COMMISSAIRE À LA PAIX ET À LA SÉCURITÉ DE L’UNION AFRICAINE

 

 

S.E. Monsieur le co-Président, le Ministre Basile Ikouebe de la République du Congo,

Monsieur le Premier ministre de la République centrafricaine,

Mesdames et Messieurs les Ministres et autres chefs de délégation,

Mesdames et Messieurs, 

Nous voilà de nouveau réunis dans le cadre du Groupe international de contact sur la République centrafricaine, pour examiner l’évolution de la situation dans ce pays et les efforts déployés pour mener à bien la transition en cours. Par-delà le bilan – forcément contrasté, compte tenu de la complexité des défis à relever – que nous aurons à dresser, il s’agira aussi de s’accorder sur les prochaines étapes de notre action collective en appui au Gouvernement et aux acteurs centrafricains, pour le retour à l’ordre constitutionnel dans les délais impartis.
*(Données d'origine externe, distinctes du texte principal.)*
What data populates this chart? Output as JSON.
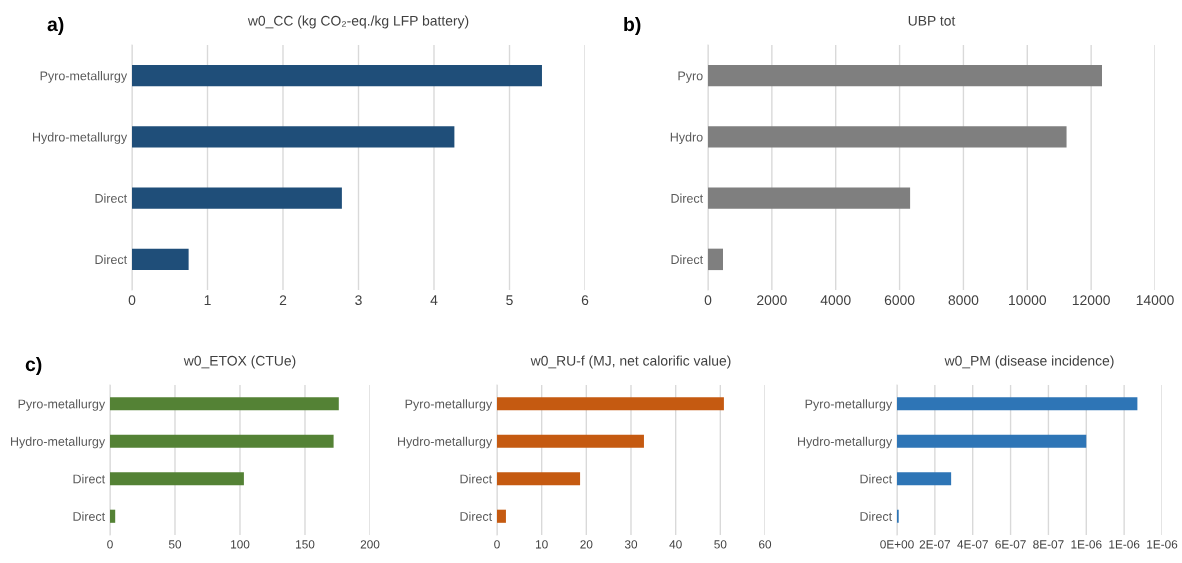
{
  "chart_data": [
    {
      "type": "bar",
      "orientation": "horizontal",
      "title": "w0_CC (kg CO₂-eq./kg LFP battery)",
      "annotations": [
        "a)"
      ],
      "categories": [
        "Pyro-metallurgy",
        "Hydro-metallurgy",
        "Direct",
        "Direct"
      ],
      "values": [
        5.43,
        4.27,
        2.78,
        0.75
      ],
      "color": "#1f4e79",
      "xlim": [
        0,
        6
      ],
      "xticks": [
        0,
        1,
        2,
        3,
        4,
        5,
        6
      ],
      "grid": "x"
    },
    {
      "type": "bar",
      "orientation": "horizontal",
      "title": "UBP tot",
      "annotations": [
        "b)"
      ],
      "categories": [
        "Pyro",
        "Hydro",
        "Direct",
        "Direct"
      ],
      "values": [
        12340,
        11230,
        6330,
        470
      ],
      "color": "#7f7f7f",
      "xlim": [
        0,
        14000
      ],
      "xticks": [
        0,
        2000,
        4000,
        6000,
        8000,
        10000,
        12000,
        14000
      ],
      "grid": "x"
    },
    {
      "type": "bar",
      "orientation": "horizontal",
      "title": "w0_ETOX (CTUe)",
      "annotations": [
        "c)"
      ],
      "categories": [
        "Pyro-metallurgy",
        "Hydro-metallurgy",
        "Direct",
        "Direct"
      ],
      "values": [
        176,
        172,
        103,
        4
      ],
      "color": "#548235",
      "xlim": [
        0,
        200
      ],
      "xticks": [
        0,
        50,
        100,
        150,
        200
      ],
      "grid": "x"
    },
    {
      "type": "bar",
      "orientation": "horizontal",
      "title": "w0_RU-f (MJ, net calorific value)",
      "categories": [
        "Pyro-metallurgy",
        "Hydro-metallurgy",
        "Direct",
        "Direct"
      ],
      "values": [
        50.8,
        32.9,
        18.6,
        2
      ],
      "color": "#c55a11",
      "xlim": [
        0,
        60
      ],
      "xticks": [
        0,
        10,
        20,
        30,
        40,
        50,
        60
      ],
      "grid": "x"
    },
    {
      "type": "bar",
      "orientation": "horizontal",
      "title": "w0_PM (disease incidence)",
      "categories": [
        "Pyro-metallurgy",
        "Hydro-metallurgy",
        "Direct",
        "Direct"
      ],
      "values": [
        1.27e-06,
        1e-06,
        2.86e-07,
        9e-09
      ],
      "color": "#2e75b6",
      "xlim": [
        0,
        1.4e-06
      ],
      "xticks": [
        {
          "value": 0,
          "label": "0E+00"
        },
        {
          "value": 2e-07,
          "label": "2E-07"
        },
        {
          "value": 4e-07,
          "label": "4E-07"
        },
        {
          "value": 6e-07,
          "label": "6E-07"
        },
        {
          "value": 8e-07,
          "label": "8E-07"
        },
        {
          "value": 1e-06,
          "label": "1E-06"
        },
        {
          "value": 1.2e-06,
          "label": "1E-06"
        },
        {
          "value": 1.4e-06,
          "label": "1E-06"
        }
      ],
      "grid": "x"
    }
  ]
}
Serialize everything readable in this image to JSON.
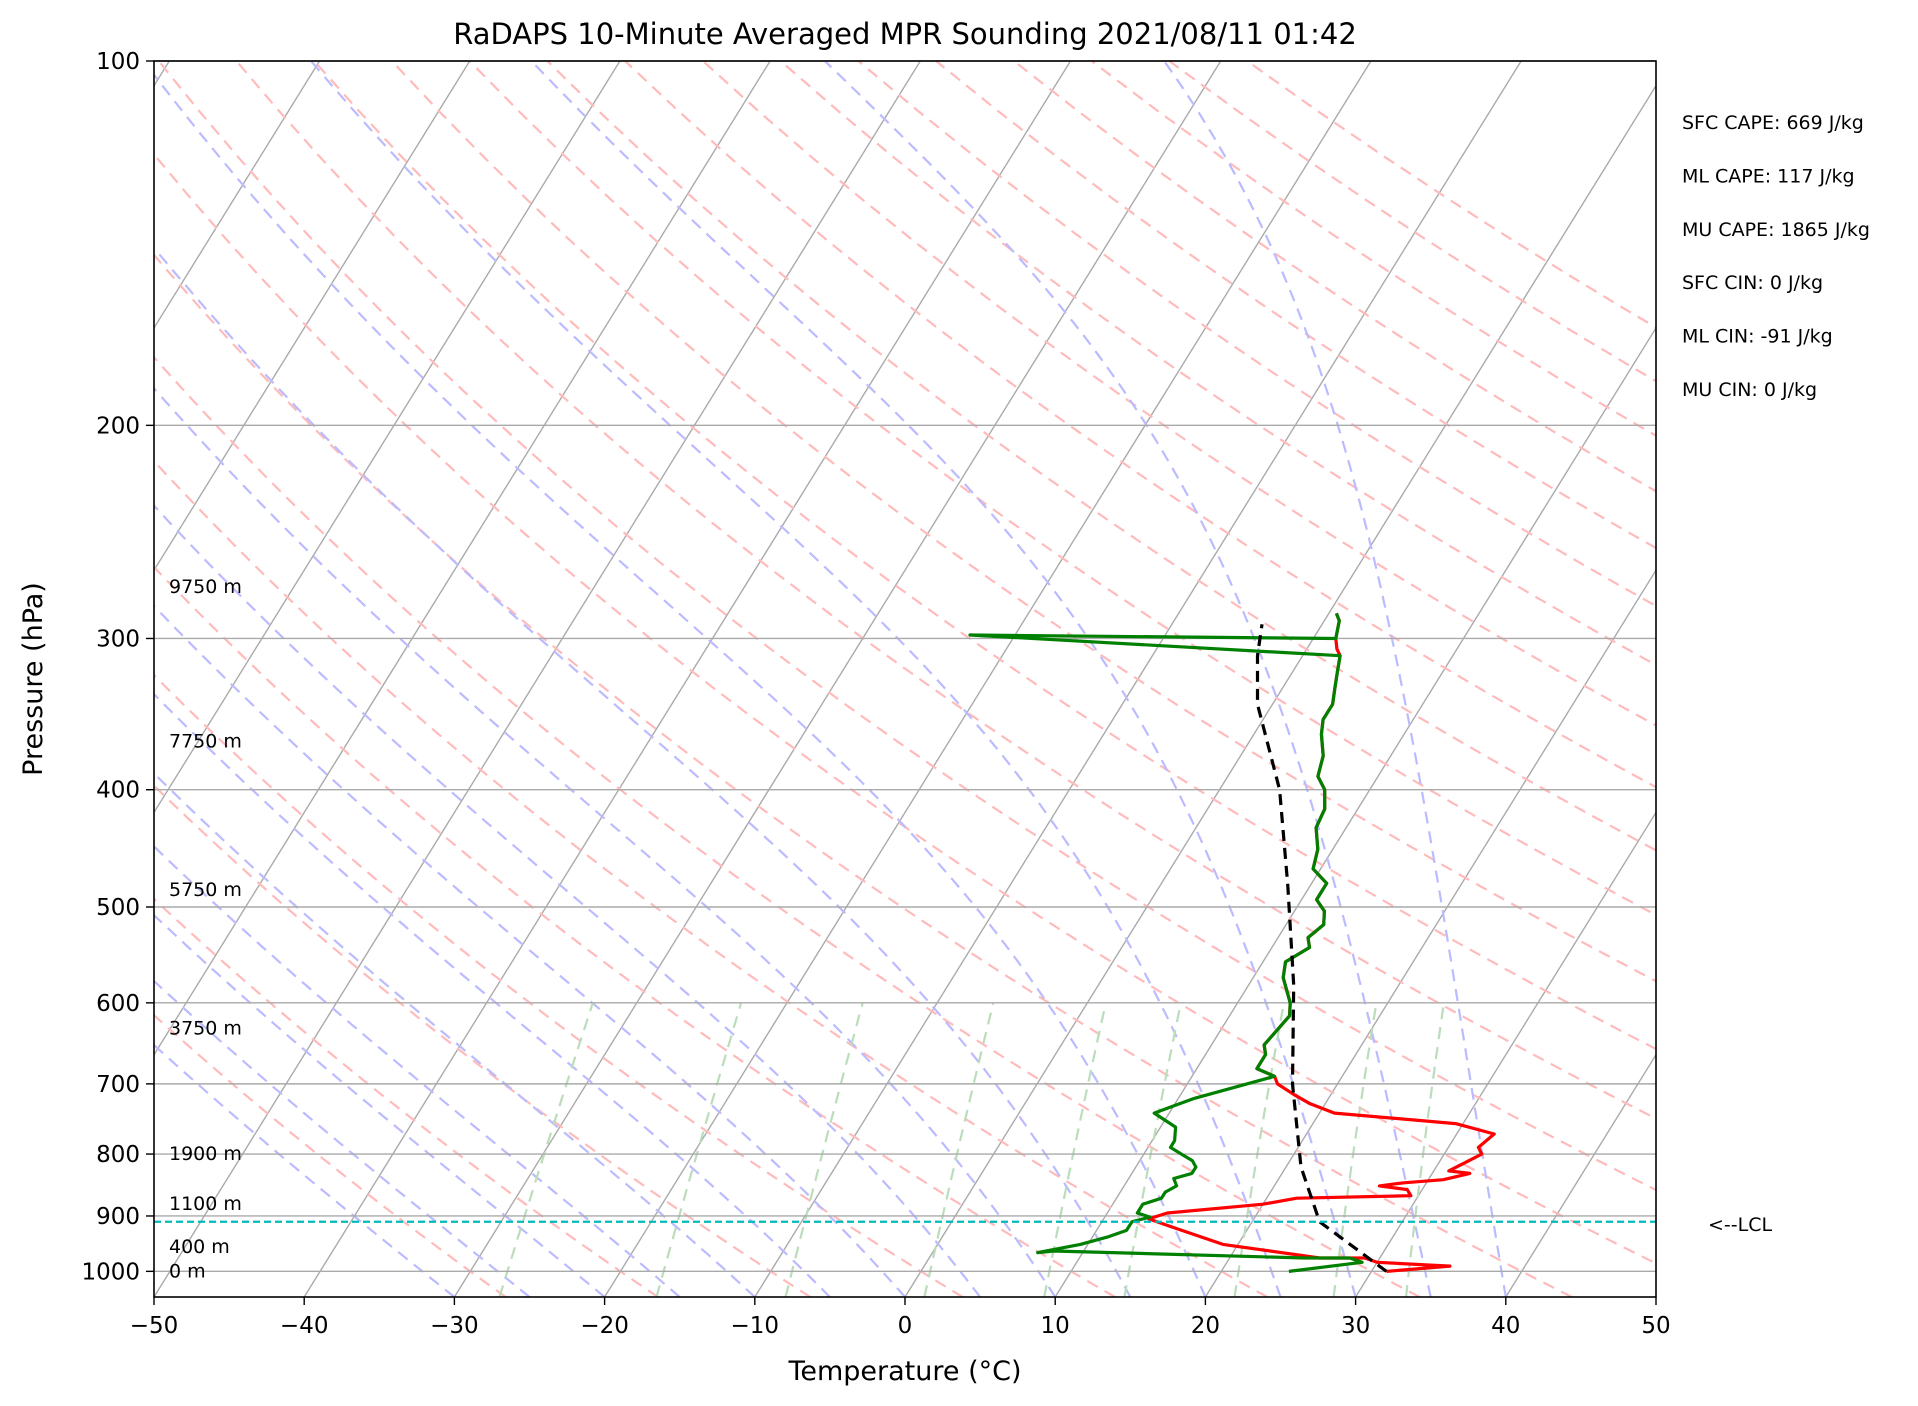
{
  "chart_data": {
    "type": "line",
    "subtype": "skew-t log-p sounding",
    "title": "RaDAPS 10-Minute Averaged MPR Sounding 2021/08/11 01:42",
    "xlabel": "Temperature (°C)",
    "ylabel": "Pressure (hPa)",
    "xlim": [
      -50,
      50
    ],
    "ylim": [
      1050,
      100
    ],
    "y_scale": "log",
    "x_ticks": [
      -50,
      -40,
      -30,
      -20,
      -10,
      0,
      10,
      20,
      30,
      40,
      50
    ],
    "x_tick_labels": [
      "−50",
      "−40",
      "−30",
      "−20",
      "−10",
      "0",
      "10",
      "20",
      "30",
      "40",
      "50"
    ],
    "y_ticks": [
      100,
      200,
      300,
      400,
      500,
      600,
      700,
      800,
      900,
      1000
    ],
    "y_tick_labels": [
      "100",
      "200",
      "300",
      "400",
      "500",
      "600",
      "700",
      "800",
      "900",
      "1000"
    ],
    "grid": true,
    "background_lines": {
      "isotherm_color": "#aaaaaa",
      "dry_adiabat_color": "#ffbbbb",
      "moist_adiabat_color": "#bbbbff",
      "mixing_ratio_color": "#bbddbb"
    },
    "series": [
      {
        "color": "#ff0000",
        "points": [
          [
            31,
            1000
          ],
          [
            35,
            990
          ],
          [
            30,
            983
          ],
          [
            29,
            975
          ],
          [
            26,
            975
          ],
          [
            19,
            950
          ],
          [
            15,
            920
          ],
          [
            13,
            905
          ],
          [
            14,
            895
          ],
          [
            20,
            880
          ],
          [
            22,
            870
          ],
          [
            29.5,
            866
          ],
          [
            29,
            856
          ],
          [
            27,
            850
          ],
          [
            28.5,
            845
          ],
          [
            31,
            840
          ],
          [
            32.5,
            830
          ],
          [
            31,
            826
          ],
          [
            32.5,
            800
          ],
          [
            32,
            790
          ],
          [
            32.5,
            770
          ],
          [
            29.5,
            755
          ],
          [
            21,
            740
          ],
          [
            19,
            727
          ],
          [
            17.5,
            714
          ],
          [
            16,
            700
          ],
          [
            15.5,
            690
          ],
          [
            14,
            680
          ],
          [
            14,
            662
          ],
          [
            13.5,
            650
          ],
          [
            14,
            615
          ],
          [
            13.5,
            600
          ],
          [
            12,
            572
          ],
          [
            11.5,
            555
          ],
          [
            12.5,
            540
          ],
          [
            12,
            530
          ],
          [
            12.5,
            517
          ],
          [
            12,
            504
          ],
          [
            11,
            493
          ],
          [
            11,
            478
          ],
          [
            9.5,
            465
          ],
          [
            9,
            448
          ],
          [
            8,
            430
          ],
          [
            7.8,
            415
          ],
          [
            7,
            400
          ],
          [
            6,
            390
          ],
          [
            5.5,
            375
          ],
          [
            4.5,
            360
          ],
          [
            4,
            350
          ],
          [
            4,
            340
          ],
          [
            3.5,
            330
          ],
          [
            3,
            320
          ],
          [
            2.5,
            310
          ],
          [
            2,
            306
          ],
          [
            1.5,
            300
          ],
          [
            1,
            290
          ],
          [
            0.5,
            286
          ]
        ]
      },
      {
        "color": "#008000",
        "points": [
          [
            24.5,
            1000
          ],
          [
            29,
            983
          ],
          [
            28,
            975
          ],
          [
            25,
            975
          ],
          [
            8,
            962
          ],
          [
            7,
            965
          ],
          [
            9.5,
            950
          ],
          [
            11,
            937
          ],
          [
            12,
            925
          ],
          [
            12,
            910
          ],
          [
            13,
            902
          ],
          [
            12,
            895
          ],
          [
            12,
            880
          ],
          [
            13,
            870
          ],
          [
            13,
            860
          ],
          [
            13.5,
            850
          ],
          [
            13,
            838
          ],
          [
            14,
            830
          ],
          [
            14,
            820
          ],
          [
            13.5,
            810
          ],
          [
            12.5,
            800
          ],
          [
            11.5,
            790
          ],
          [
            11.5,
            780
          ],
          [
            11,
            760
          ],
          [
            10,
            750
          ],
          [
            9,
            740
          ],
          [
            10,
            730
          ],
          [
            11,
            720
          ],
          [
            15.5,
            690
          ],
          [
            14,
            680
          ],
          [
            14,
            662
          ],
          [
            13.5,
            650
          ],
          [
            14,
            615
          ],
          [
            13.5,
            600
          ],
          [
            12,
            572
          ],
          [
            11.5,
            555
          ],
          [
            12.5,
            540
          ],
          [
            12,
            530
          ],
          [
            12.5,
            517
          ],
          [
            12,
            504
          ],
          [
            11,
            493
          ],
          [
            11,
            478
          ],
          [
            9.5,
            465
          ],
          [
            9,
            448
          ],
          [
            8,
            430
          ],
          [
            7.8,
            415
          ],
          [
            7,
            400
          ],
          [
            6,
            390
          ],
          [
            5.5,
            375
          ],
          [
            4.5,
            360
          ],
          [
            4,
            350
          ],
          [
            4,
            340
          ],
          [
            3.5,
            330
          ],
          [
            3,
            320
          ],
          [
            2.5,
            310
          ],
          [
            -23,
            298
          ],
          [
            1.5,
            300
          ],
          [
            1,
            290
          ],
          [
            0.5,
            286
          ]
        ]
      },
      {
        "color": "#000000",
        "style": "dashed",
        "points": [
          [
            31,
            1000
          ],
          [
            24.5,
            910
          ],
          [
            21,
            820
          ],
          [
            17,
            700
          ],
          [
            13,
            580
          ],
          [
            8.5,
            480
          ],
          [
            4,
            400
          ],
          [
            -1,
            340
          ],
          [
            -3,
            310
          ],
          [
            -4,
            292
          ]
        ]
      }
    ],
    "lcl": {
      "pressure": 910,
      "label": "<--LCL",
      "color": "#00bbbb"
    },
    "height_labels": [
      {
        "text": "0 m",
        "pressure": 1000
      },
      {
        "text": "400 m",
        "pressure": 955
      },
      {
        "text": "1100 m",
        "pressure": 880
      },
      {
        "text": "1900 m",
        "pressure": 800
      },
      {
        "text": "3750 m",
        "pressure": 630
      },
      {
        "text": "5750 m",
        "pressure": 484
      },
      {
        "text": "7750 m",
        "pressure": 365
      },
      {
        "text": "9750 m",
        "pressure": 272
      }
    ],
    "indices": [
      "SFC CAPE: 669 J/kg",
      "ML CAPE: 117 J/kg",
      "MU CAPE: 1865 J/kg",
      "SFC CIN: 0 J/kg",
      "ML CIN: -91 J/kg",
      "MU CIN: 0 J/kg"
    ]
  }
}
Au nom de la Présidente de la Commission de l’Union africaine, Dr Nkosazana Dlamini-Zuma, et en mon nom propre, je voudrais vous remercier tous pour avoir bien voulu répondre à l’invitation des co-Présidents du Groupe, à savoir l’Union africaine et la République du Congo. Cette présence ministérielle importante est un puissant message de l’Afrique à l’endroit des Centrafricains pour les assurer de sa détermination à les accompagner afin de trouver une solution durable à la crise qui affecte leur pays. 

C’est le lieu de réitérer notre profonde gratitude au Président Denis Sassou Nguesso, pour les efforts remarquables qu’il n’a de cesse de déployer pour le retour de la paix et de la stabilité en République centrafricaine. Le fait que Brazzaville nous accueille aujourd’hui est, encore une fois, la preuve de son engagement personnel et de celui de son pays en faveur de la cause de la paix, de la sécurité et de la réconciliation en République centrafricaine. 

La gratitude de l’Union africaine va également au Président Idriss Déby Itno, en sa qualité de Président en exercice de la Communauté économique des États de l’Afrique centrale. En effet, le Président Déby Itno et ses autres homologues de la région continuent de faire preuve d’un engagement exemplaire. Ni la récurrence de crises en République centrafricaine, ni l’ampleur des sacrifices à consentir n’ont pu entamer leur détermination, attachés qu’ils sont à la solidarité panafricaine et conscients de l’indivisibilité de la paix et de la sécurité dans la région et sur le continent.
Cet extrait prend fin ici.